Steps Toward Achieving Your Retirement
Step 1 - Determine Your Cost of Retirement
Achieving your retirement objectives will not happen automatically. The first step to consider as retirement approaches is to determine your cost of retirement. Your cost of retirement will be affected by many factors. Three of the most significant are:
- Your monthly retirement living expenses - A common rule of thumb is somewhere between 70% and 100% of your annual earned income prior to retirement.
- Your retirement age - This is the age at which you plan to stop working full time and start accessing your retirement portfolio assets.
- Your life expectancy - This will define how many years your retirement costs will continue to be incurred.
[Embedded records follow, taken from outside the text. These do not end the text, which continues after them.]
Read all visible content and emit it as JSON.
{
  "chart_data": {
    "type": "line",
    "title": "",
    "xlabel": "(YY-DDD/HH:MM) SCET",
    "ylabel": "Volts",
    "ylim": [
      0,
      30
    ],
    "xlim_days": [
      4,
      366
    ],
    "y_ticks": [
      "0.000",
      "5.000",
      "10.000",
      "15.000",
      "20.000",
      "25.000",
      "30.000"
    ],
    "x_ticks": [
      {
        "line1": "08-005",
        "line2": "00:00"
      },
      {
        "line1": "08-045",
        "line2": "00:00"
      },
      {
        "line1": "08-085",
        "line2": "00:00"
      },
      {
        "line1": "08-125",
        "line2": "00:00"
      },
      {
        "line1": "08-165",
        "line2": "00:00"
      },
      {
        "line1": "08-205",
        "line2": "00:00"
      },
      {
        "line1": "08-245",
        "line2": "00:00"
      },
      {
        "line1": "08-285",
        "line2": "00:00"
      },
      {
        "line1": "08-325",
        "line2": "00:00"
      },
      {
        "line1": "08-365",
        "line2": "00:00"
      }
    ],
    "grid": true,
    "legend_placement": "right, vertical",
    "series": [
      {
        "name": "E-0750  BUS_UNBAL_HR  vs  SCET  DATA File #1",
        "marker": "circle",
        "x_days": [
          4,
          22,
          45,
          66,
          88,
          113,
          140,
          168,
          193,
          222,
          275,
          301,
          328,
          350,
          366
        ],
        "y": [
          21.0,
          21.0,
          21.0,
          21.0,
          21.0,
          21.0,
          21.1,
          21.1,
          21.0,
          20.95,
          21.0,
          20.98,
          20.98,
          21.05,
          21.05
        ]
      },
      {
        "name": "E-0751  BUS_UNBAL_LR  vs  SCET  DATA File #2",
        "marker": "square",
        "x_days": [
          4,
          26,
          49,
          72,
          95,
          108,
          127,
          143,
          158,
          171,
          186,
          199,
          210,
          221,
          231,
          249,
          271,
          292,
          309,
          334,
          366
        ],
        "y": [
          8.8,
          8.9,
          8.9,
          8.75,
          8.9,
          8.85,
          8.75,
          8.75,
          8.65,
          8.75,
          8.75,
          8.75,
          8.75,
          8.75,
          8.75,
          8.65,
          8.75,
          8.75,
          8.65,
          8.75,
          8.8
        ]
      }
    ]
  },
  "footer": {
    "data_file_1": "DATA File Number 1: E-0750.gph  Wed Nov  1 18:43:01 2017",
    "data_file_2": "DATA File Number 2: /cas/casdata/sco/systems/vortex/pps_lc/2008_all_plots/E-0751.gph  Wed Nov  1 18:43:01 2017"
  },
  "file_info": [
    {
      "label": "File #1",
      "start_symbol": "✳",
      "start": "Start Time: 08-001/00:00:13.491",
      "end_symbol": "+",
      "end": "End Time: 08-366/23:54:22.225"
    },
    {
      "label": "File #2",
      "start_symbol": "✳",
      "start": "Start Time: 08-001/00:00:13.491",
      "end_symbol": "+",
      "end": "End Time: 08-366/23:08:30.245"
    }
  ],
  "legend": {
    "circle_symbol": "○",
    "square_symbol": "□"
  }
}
Step 2 - Apply Your Income Sources
Once your cost of retirement assumptions have been defined, you can start to look at the income sources that may be available to you in retirement to help offset your retirement costs. Income sources may include among other things:
- Social Security
- Immediate annuity payments
Step 3 - Withdraw from Your Portfolio Assets
Once your available income sources have been applied to your cost of retirement, you can take withdrawals against your portfolio assets to make up the difference. Portfolio assets commonly include:
- Brokerage accounts
- Money Market accounts
- 401(k)s, 403(b)s, and other employer-sponsored retirement accounts
- Fixed Annuities
Step 4 - If Necessary, Consider Changes
If you determine that you are not on track to achieve your retirement objectives, you will need to consider making some changes. These changes may include:
- Saving more before you retire
- Redefining your retirement age
- Considering part time employment during retirement
- Spending less during retirement
- Combination of above
Fixed annuities are long-term investment vehicles designed for retirement purposes. Gains from tax-deferred investments are taxable as ordinary income upon withdrawal. Guarantees are based on the claims paying ability of the issuing company. Withdrawals made prior to age 59 ½ are subject to a 10% IRS penalty tax and surrender charges may apply.